Binding to hard coded properties

If a coded property (in a content handler) exists whose name corresponds to the name of the field or the binding name, then the field will use that property. In this case the field is not responsible for storing data, but not even for converting data to the stored type. When the bindig is created the field will choose the property's type among its own supported types, notes it and will use that type to execute any data transformations afterwards.

Conversions during accessing the property

This is the most important logic of the field implementation.
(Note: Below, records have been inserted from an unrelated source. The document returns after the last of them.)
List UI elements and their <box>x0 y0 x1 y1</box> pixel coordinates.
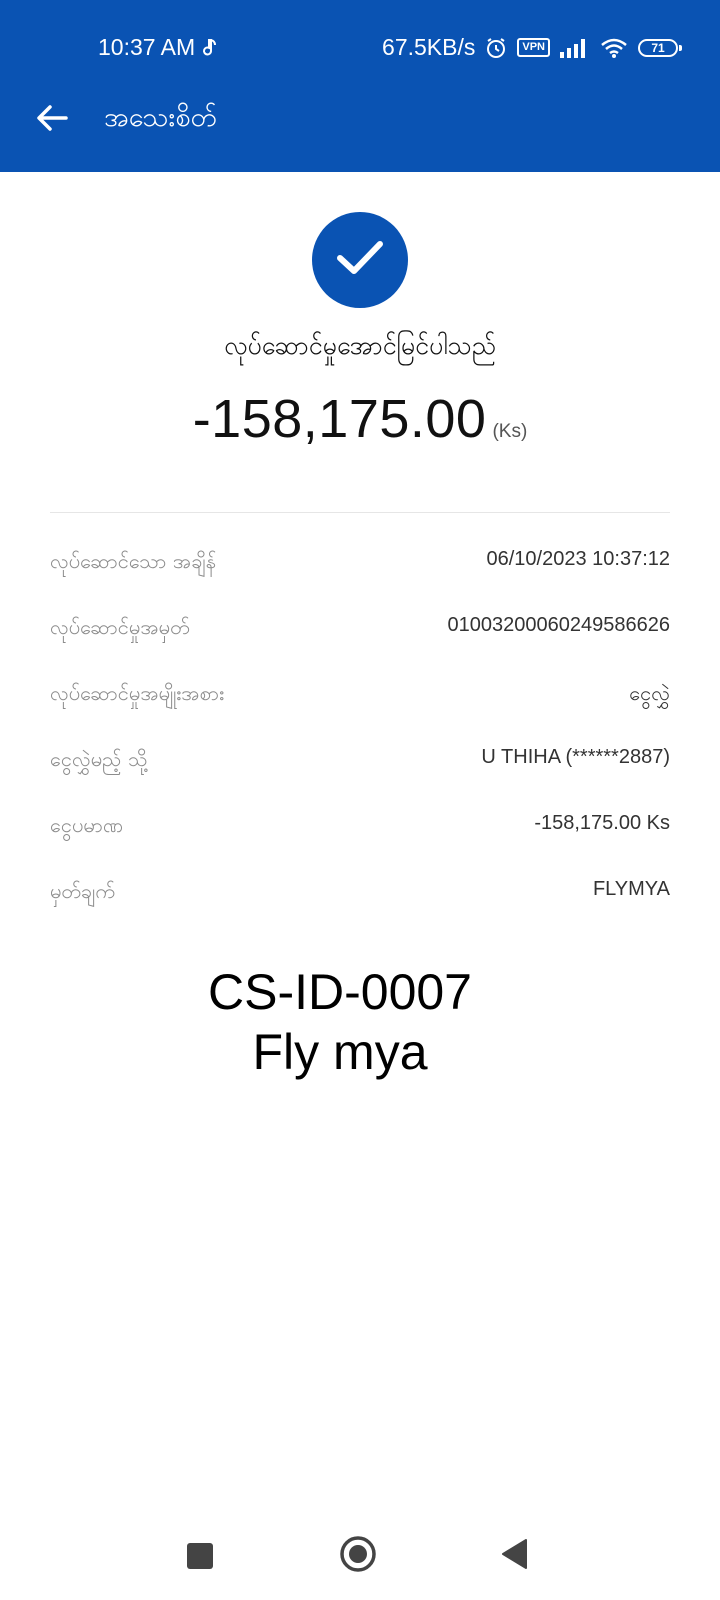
detail-label: လုပ်ဆောင်သော အချိန် <box>50 549 217 573</box>
alarm-icon <box>485 37 507 59</box>
triangle-left-icon <box>500 1538 528 1574</box>
detail-row-amount: ငွေပမာဏ -158,175.00 Ks <box>50 812 670 878</box>
amount-currency: (Ks) <box>492 421 528 442</box>
detail-value: 06/10/2023 10:37:12 <box>486 548 670 570</box>
battery-indicator: 71 <box>638 38 682 57</box>
detail-label: လုပ်ဆောင်မှုအမှတ် <box>50 615 190 639</box>
wifi-icon <box>600 37 628 59</box>
app-header: 10:37 AM 67.5KB/s VPN 71 အသေးစိတ် <box>0 0 720 172</box>
nav-back-button[interactable] <box>494 1536 534 1576</box>
music-note-icon <box>201 38 217 58</box>
detail-row-transaction-id: လုပ်ဆောင်မှုအမှတ် 01003200060249586626 <box>50 614 670 680</box>
status-time-group: 10:37 AM <box>98 34 217 61</box>
status-icons: 67.5KB/s VPN 71 <box>382 34 682 61</box>
back-button[interactable] <box>30 98 74 142</box>
detail-row-note: မှတ်ချက် FLYMYA <box>50 878 670 944</box>
overlay-text: CS-ID-0007 Fly mya <box>0 962 680 1082</box>
arrow-left-icon <box>36 104 68 136</box>
system-nav-bar <box>0 1520 720 1590</box>
vpn-badge: VPN <box>517 38 550 57</box>
app-bar: အသေးစိတ် <box>0 90 720 150</box>
overlay-line-2: Fly mya <box>252 1024 428 1080</box>
divider <box>50 512 670 513</box>
checkmark-icon <box>335 238 385 282</box>
detail-row-type: လုပ်ဆောင်မှုအမျိုးအစား ငွေလွှဲ <box>50 680 670 746</box>
circle-icon <box>339 1535 377 1577</box>
status-time: 10:37 AM <box>98 34 196 60</box>
detail-row-recipient: ငွေလွှဲမည့် သို့ U THIHA (******2887) <box>50 746 670 812</box>
detail-label: ငွေပမာဏ <box>50 813 124 837</box>
overlay-line-1: CS-ID-0007 <box>208 964 472 1020</box>
detail-value: FLYMYA <box>592 878 670 900</box>
detail-value: U THIHA (******2887) <box>481 746 670 768</box>
page-title: အသေးစိတ် <box>104 102 217 133</box>
transaction-amount: -158,175.00 (Ks) <box>0 388 720 450</box>
detail-row-time: လုပ်ဆောင်သော အချိန် 06/10/2023 10:37:12 <box>50 548 670 614</box>
amount-value: -158,175.00 <box>192 389 487 449</box>
transaction-details: လုပ်ဆောင်သော အချိန် 06/10/2023 10:37:12 … <box>50 548 670 944</box>
detail-label: ငွေလွှဲမည့် သို့ <box>50 747 148 771</box>
network-speed: 67.5KB/s <box>382 34 476 60</box>
detail-value: -158,175.00 Ks <box>534 812 670 834</box>
detail-value: 01003200060249586626 <box>447 614 670 636</box>
detail-value: ငွေလွှဲ <box>629 683 670 705</box>
square-icon <box>187 1543 213 1569</box>
detail-label: မှတ်ချက် <box>50 879 115 903</box>
success-badge <box>312 212 408 308</box>
detail-label: လုပ်ဆောင်မှုအမျိုးအစား <box>50 681 225 705</box>
recent-apps-button[interactable] <box>180 1536 220 1576</box>
home-button[interactable] <box>338 1536 378 1576</box>
signal-icon <box>560 38 590 58</box>
status-bar: 10:37 AM 67.5KB/s VPN 71 <box>0 28 720 68</box>
transaction-status: လုပ်ဆောင်မှုအောင်မြင်ပါသည် <box>224 331 496 360</box>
For any new field both directions must be implemented:

  1. Converts data from a content handler's property to the field's native data type:
protected override object ConvertTo(object[] handlerValues);
  1. Converts data from the field's native data type to the data type of the accessed property:
protected override object[] ConvertFrom(object value);

A good ConvertFrom/ConvertTo function pair implements data conversion for all data types accepted by the field (ie.: data types that are declared in the field's implementation), and it always converts to the bound property type from its own type and vica versa.

Using fields from code

The most common code example related to fields is when we read or write a content's field. The following code creates a new content under testRoot with the name TestFolder, sets the values of the Index and Description fields, and saves the content:

    Content content = Content.CreateNew("Folder", testRoot, "TestFolder");
    content["Index"] = 123;
    content["Description"] = "For test purposes only";

The content has a field collection via which all fields can be accessed:

    var binaryField = content.Fields["Binary"];

This is technically different from the content's indexer, since the latter returns the field data. Thus the following code lines for reading field data are equivalent:

    binaryData = content.Fields["Binary"].GetData(); // without indexer
    binaryData = content["Binary"]; // with indexer

You can use the following code for writing a field's data. The given code lines are equivalent:

    content.Fields["Binary"].SetData(binaryData); // without indexer
    content["Binary"] = binaryData; // with indexer

We usually retrieve the Field object from the Field when we need its metadata:

    var maxLength = ((LongTextFieldSetting)content.Fields["Description"].FieldSetting).MaxLength;

Field and indexing

For details on field indexing refer to the following article:

Field related extensibilities

Sense/Net is highly extensible and customizable. Implementing custom fields is just one option among many possibilities - for most business problems you don't need to create custom fields and the solution can be reached with different techniques. Here are the most common cases when to and when not to develop a custom field:

  • If you need to use a new .NET data type in a content handler: implement a custom Field.
  • If you have a Field using the appropriate .NET type but you want to configure or validate it differently: implement a custom FieldSetting.
  • If you want to search in a Field's values differently: implement a custom FieldIndexHandler.